During her time in Antarctica, Meganne was taught, using a simulator, to dock the International Space Station with the Russian Soyuz capsule. So it seemed natural her next giant step from “white Mars” would be outer space.
After a gruelling selection process, Meganne was chosen last year from 22,500 applicants to join the European Space Agency’s astronaut class of 17 as a reserve astronaut – the first recruitment since 2008.
Meganne has recently moved from Italy to the UK to take a position at the UK Space Agency.
“People assume that I spend all my time training to go to space, but as a member of the European Space Agency astronaut reserve, I continue with my regular job until a mission opportunity arises. Only then will I drop everything and dive into intensive training,” she said.
Her regular job is to evaluate the future of space exploration in an increasingly commercialised industry, and to inspire the next generation of scientists and space enthusiasts.
In June, Meganne was invited to Buckingham Palace to meet King Charles for the launch of his Astra Carta, an initiative to promote space sustainability.
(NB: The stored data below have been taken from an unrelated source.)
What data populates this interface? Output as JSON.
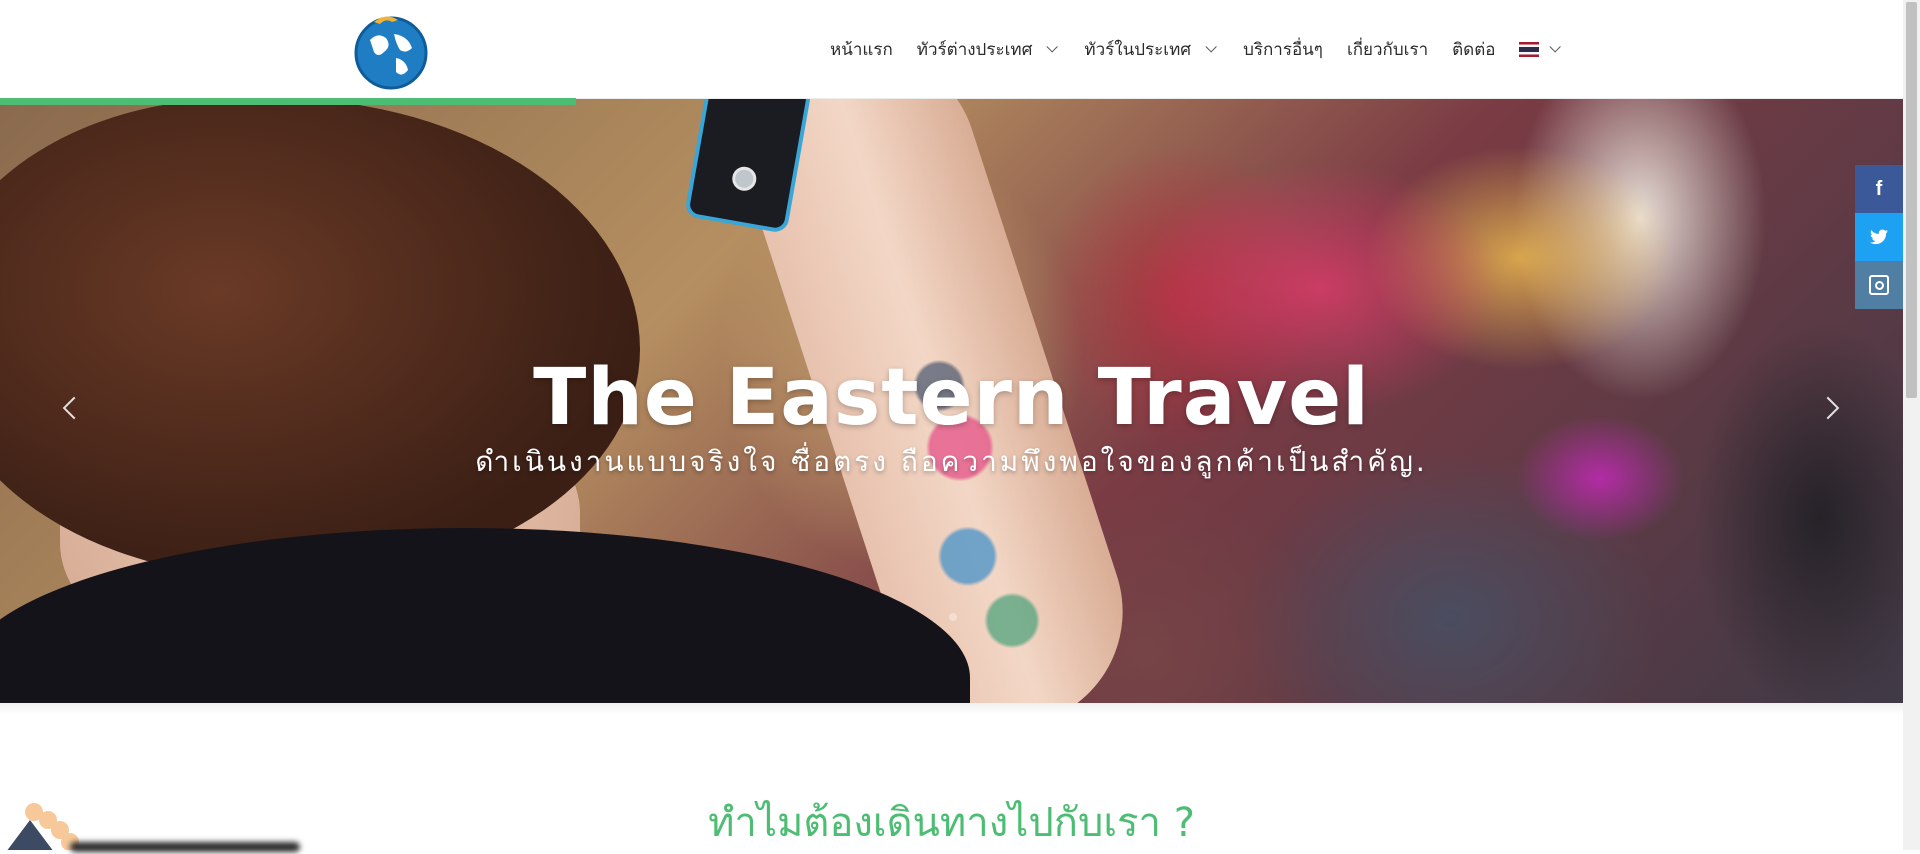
{
  "header": {
    "logo_name": "globe-logo",
    "nav": [
      {
        "label": "หน้าแรก",
        "has_dropdown": false
      },
      {
        "label": "ทัวร์ต่างประเทศ",
        "has_dropdown": true
      },
      {
        "label": "ทัวร์ในประเทศ",
        "has_dropdown": true
      },
      {
        "label": "บริการอื่นๆ",
        "has_dropdown": false
      },
      {
        "label": "เกี่ยวกับเรา",
        "has_dropdown": false
      },
      {
        "label": "ติดต่อ",
        "has_dropdown": false
      }
    ],
    "language_flag": "thai-flag-icon"
  },
  "hero": {
    "title": "The Eastern Travel",
    "subtitle": "ดำเนินงานแบบจริงใจ ซื่อตรง ถือความพึงพอใจของลูกค้าเป็นสำคัญ."
  },
  "social": {
    "facebook": "f",
    "twitter": "t",
    "instagram": "instagram-icon"
  },
  "section": {
    "title": "ทำไมต้องเดินทางไปกับเรา ?"
  },
  "colors": {
    "accent": "#4dbd74",
    "facebook": "#3b5998",
    "twitter": "#1da1f2",
    "instagram": "#517fa4"
  }
}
“It was an honour to meet (King Charles) and he was interested to learn that I represent three Commonwealth countries.”
Meganne also rubbed shoulders at that event with rock royalty – Brian May, astrophysicist and lead guitarist with a crazy little band called Queen.
“I’m a huge fan of Queen, so needless to say I was excited to meet him,” Meganne said. “I was struck by how humble he is, despite his incredible achievements in both music and astrophysics.”
Meanwhile, back to Earth, Meganne’s visit to Australia this month is hosted and sponsored by the University of NSW and the Powerhouse Museum.
We mere mortals can see her on ABC TV’s Q&A program on Monday 14 August as part of Science Week and, of course, she will make time to visit her old school on 21 August.
“I hope to inspire them to follow their dreams but at the same time look out for any interesting opportunities that might come their way, even if they’re not on their traditional career path, because these are the things that will enrich their lives and broaden their perspectives,” she said.
“I hope to show that I am not an extraordinary person but that I have had the chance to do some extraordinary things.”